2 Indiener zienswijze
A Den Hollander Advocaten namens
reclamant A Postbus 50 3240 AB Middelharnis
A. Den Hollander Advocaten namens reclamant A Samenvatting
1. Indiener stelt vast dat de onderbouwing ten aanzien van het gemeentelijk beleid tekort schiet. De verwijzing naar de ‘Opmaat naar de visie’ uit 2009 mag niet want het
document heeft geen officiële status. Landschappelijke en cultuurhistorische kwaliteiten en natuurwaarden moeten behouden blijven en hier is geen rekening mee gehouden.
Ook moet objectief worden onderbouwd dat er een betere balans is gezocht tussen de feitelijke situatie en de planologische situatie.

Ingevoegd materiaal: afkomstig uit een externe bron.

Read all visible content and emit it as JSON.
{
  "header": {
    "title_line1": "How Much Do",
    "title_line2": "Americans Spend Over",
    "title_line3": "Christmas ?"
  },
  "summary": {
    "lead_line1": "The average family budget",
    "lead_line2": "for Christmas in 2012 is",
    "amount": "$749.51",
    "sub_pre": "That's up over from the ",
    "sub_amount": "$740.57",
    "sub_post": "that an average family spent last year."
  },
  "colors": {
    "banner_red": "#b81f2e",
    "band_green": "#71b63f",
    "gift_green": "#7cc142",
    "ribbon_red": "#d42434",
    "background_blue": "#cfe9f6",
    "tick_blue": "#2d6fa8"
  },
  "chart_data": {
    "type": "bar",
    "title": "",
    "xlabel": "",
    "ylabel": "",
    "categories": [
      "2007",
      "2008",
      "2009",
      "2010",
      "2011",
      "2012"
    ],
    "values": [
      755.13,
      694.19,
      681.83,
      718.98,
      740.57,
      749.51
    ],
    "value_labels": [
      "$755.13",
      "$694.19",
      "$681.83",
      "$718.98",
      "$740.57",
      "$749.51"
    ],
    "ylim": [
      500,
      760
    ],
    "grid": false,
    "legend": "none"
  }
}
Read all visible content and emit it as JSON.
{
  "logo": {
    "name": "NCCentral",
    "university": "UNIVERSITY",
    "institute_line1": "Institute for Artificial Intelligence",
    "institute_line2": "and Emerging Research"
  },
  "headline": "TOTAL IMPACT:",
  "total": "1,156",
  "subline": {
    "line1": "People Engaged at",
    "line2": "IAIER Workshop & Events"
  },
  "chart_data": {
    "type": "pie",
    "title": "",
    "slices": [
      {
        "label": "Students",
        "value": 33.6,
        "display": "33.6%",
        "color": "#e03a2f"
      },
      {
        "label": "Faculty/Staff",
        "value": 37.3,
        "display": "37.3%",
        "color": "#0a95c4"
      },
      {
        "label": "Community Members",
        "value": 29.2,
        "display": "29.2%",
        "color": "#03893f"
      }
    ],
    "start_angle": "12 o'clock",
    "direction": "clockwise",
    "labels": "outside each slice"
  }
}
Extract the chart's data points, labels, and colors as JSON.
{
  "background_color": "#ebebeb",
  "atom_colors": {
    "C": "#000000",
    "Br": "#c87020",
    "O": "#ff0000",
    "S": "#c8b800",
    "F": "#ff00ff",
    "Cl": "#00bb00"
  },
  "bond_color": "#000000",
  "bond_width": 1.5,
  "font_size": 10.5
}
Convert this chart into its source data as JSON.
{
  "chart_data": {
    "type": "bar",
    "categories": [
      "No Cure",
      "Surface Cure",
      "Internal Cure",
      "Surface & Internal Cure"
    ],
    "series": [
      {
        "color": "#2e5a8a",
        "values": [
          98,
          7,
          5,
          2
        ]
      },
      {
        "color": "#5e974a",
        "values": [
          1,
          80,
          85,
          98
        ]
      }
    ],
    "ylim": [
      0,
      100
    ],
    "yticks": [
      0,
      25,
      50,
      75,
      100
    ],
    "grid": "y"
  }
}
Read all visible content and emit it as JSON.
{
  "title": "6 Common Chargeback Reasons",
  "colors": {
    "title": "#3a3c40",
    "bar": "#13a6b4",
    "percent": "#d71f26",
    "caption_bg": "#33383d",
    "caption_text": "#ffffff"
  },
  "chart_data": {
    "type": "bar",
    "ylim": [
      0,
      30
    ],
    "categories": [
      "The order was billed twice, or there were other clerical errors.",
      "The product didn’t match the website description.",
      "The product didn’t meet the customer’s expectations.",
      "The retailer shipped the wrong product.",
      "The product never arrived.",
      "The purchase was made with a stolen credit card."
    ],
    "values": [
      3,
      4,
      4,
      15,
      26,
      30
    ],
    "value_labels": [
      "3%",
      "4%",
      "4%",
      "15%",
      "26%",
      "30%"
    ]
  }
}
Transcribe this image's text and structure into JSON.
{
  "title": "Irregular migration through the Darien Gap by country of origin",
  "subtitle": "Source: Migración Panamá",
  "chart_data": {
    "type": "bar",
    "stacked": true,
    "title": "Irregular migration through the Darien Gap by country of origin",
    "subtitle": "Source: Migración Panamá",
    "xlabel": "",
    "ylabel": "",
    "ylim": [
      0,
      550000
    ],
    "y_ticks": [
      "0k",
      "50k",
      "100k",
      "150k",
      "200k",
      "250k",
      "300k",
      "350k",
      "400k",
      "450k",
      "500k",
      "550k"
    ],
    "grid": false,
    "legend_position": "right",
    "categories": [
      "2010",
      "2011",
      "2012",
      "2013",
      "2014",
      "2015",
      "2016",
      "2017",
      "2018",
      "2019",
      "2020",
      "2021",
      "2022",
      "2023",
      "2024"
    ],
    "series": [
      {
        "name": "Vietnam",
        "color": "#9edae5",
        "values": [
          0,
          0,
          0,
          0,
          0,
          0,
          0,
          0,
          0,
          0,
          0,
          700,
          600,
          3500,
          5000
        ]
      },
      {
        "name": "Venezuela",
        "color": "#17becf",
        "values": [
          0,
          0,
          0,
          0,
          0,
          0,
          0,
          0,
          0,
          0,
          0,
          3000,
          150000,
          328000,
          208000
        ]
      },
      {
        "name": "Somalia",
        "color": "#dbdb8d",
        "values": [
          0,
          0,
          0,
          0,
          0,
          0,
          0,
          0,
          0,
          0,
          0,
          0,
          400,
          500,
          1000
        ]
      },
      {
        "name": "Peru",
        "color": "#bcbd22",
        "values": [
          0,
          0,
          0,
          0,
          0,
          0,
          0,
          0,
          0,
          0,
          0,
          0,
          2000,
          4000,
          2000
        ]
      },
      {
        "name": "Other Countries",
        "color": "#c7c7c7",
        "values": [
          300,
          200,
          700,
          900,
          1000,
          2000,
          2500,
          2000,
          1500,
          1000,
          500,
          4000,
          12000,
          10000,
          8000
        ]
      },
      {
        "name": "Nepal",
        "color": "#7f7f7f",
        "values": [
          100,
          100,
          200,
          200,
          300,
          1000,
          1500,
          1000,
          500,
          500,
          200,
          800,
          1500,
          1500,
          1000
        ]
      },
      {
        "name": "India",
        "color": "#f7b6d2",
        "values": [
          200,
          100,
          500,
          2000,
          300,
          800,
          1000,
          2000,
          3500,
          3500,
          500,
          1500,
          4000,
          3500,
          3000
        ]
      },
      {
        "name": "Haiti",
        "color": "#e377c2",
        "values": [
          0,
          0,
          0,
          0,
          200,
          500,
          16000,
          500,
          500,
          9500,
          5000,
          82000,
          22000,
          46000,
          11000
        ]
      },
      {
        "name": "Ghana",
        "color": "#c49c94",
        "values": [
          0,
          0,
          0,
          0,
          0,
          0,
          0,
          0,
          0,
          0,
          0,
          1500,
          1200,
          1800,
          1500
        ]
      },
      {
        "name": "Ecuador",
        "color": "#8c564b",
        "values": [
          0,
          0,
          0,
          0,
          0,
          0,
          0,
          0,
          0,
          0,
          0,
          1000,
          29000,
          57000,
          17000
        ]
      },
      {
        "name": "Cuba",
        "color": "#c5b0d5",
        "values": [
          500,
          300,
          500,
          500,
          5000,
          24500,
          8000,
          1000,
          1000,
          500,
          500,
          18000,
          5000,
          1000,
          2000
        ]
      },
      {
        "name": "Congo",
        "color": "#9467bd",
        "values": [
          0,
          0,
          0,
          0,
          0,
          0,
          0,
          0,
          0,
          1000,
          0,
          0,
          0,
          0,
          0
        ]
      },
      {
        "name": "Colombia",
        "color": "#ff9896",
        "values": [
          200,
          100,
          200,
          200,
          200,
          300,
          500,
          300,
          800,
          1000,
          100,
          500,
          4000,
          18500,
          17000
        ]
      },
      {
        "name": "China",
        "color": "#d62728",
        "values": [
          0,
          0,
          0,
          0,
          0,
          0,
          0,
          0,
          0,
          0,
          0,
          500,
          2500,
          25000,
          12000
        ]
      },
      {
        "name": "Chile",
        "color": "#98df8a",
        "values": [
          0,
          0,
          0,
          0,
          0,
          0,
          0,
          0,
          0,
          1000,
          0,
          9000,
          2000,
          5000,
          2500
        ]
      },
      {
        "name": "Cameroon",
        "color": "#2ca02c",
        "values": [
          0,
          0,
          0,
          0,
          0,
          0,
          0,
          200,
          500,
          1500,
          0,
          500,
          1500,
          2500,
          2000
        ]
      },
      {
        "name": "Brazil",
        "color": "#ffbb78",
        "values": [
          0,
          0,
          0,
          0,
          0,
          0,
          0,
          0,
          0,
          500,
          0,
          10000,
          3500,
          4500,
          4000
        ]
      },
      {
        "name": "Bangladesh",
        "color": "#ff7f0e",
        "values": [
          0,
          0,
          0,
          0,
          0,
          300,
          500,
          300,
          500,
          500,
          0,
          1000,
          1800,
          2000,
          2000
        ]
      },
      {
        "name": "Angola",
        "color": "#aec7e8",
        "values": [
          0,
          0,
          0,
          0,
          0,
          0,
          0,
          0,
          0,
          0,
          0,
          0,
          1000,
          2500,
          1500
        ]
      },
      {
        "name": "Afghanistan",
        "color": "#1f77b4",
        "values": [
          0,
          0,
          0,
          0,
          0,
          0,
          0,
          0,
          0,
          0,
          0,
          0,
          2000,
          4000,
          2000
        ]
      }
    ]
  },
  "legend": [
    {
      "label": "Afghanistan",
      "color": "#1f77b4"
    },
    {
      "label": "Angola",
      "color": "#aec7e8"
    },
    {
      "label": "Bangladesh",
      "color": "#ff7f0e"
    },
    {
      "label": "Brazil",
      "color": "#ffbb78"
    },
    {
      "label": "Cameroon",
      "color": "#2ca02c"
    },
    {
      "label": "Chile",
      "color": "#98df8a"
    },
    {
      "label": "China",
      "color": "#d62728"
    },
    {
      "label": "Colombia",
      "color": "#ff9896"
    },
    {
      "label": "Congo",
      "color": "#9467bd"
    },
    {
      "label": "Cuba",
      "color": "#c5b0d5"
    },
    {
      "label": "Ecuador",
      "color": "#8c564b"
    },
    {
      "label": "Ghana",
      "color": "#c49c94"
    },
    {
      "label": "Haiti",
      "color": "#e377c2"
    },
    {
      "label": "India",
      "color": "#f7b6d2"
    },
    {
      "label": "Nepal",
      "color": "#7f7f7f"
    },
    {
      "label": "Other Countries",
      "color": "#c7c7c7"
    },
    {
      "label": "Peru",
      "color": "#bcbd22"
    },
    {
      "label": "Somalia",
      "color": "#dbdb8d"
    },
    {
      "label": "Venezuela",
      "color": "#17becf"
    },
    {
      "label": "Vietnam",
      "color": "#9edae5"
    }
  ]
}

2. Indiener stelt dat verplaatsing van het bouwvlak leidt tot meer bouwmogelijkheden. Het huidige bouwvlak kan namelijk niet tot de beoogde woningbouw leiden nu de eigendom niet geheel bij initiatiefnemer berust.
3. Er wordt niet concreet onderbouwd dat de verplaatsing van het bouwvlak geen negatieve effecten heeft op de aardkundige waarden in het gebied. Daarmee wordt niet aan de PRV voldaan.
4. De PRV stelt dat een bestemmingsplan de gronden als natuur bestemd indien de
natuurfunctie reeds is gerealiseerd. Hiervan wordt afgeweken. Ook de toelichting van het bestemmingsplan voldoet niet aan art. 19 van de PRV welke betrekking heeft op de Ecologische hoofdstructuur. Met de onderbouwing wordt niet aangetoond dat er geen negatieve effecten zullen optreden op het Natuur Netwerk Nederland. De
landschappelijke, cultuurhistorische en natuurwaarden worden naar de toekomst doorgeschoven terwijl hier nu al aandacht aan moet worden besteed.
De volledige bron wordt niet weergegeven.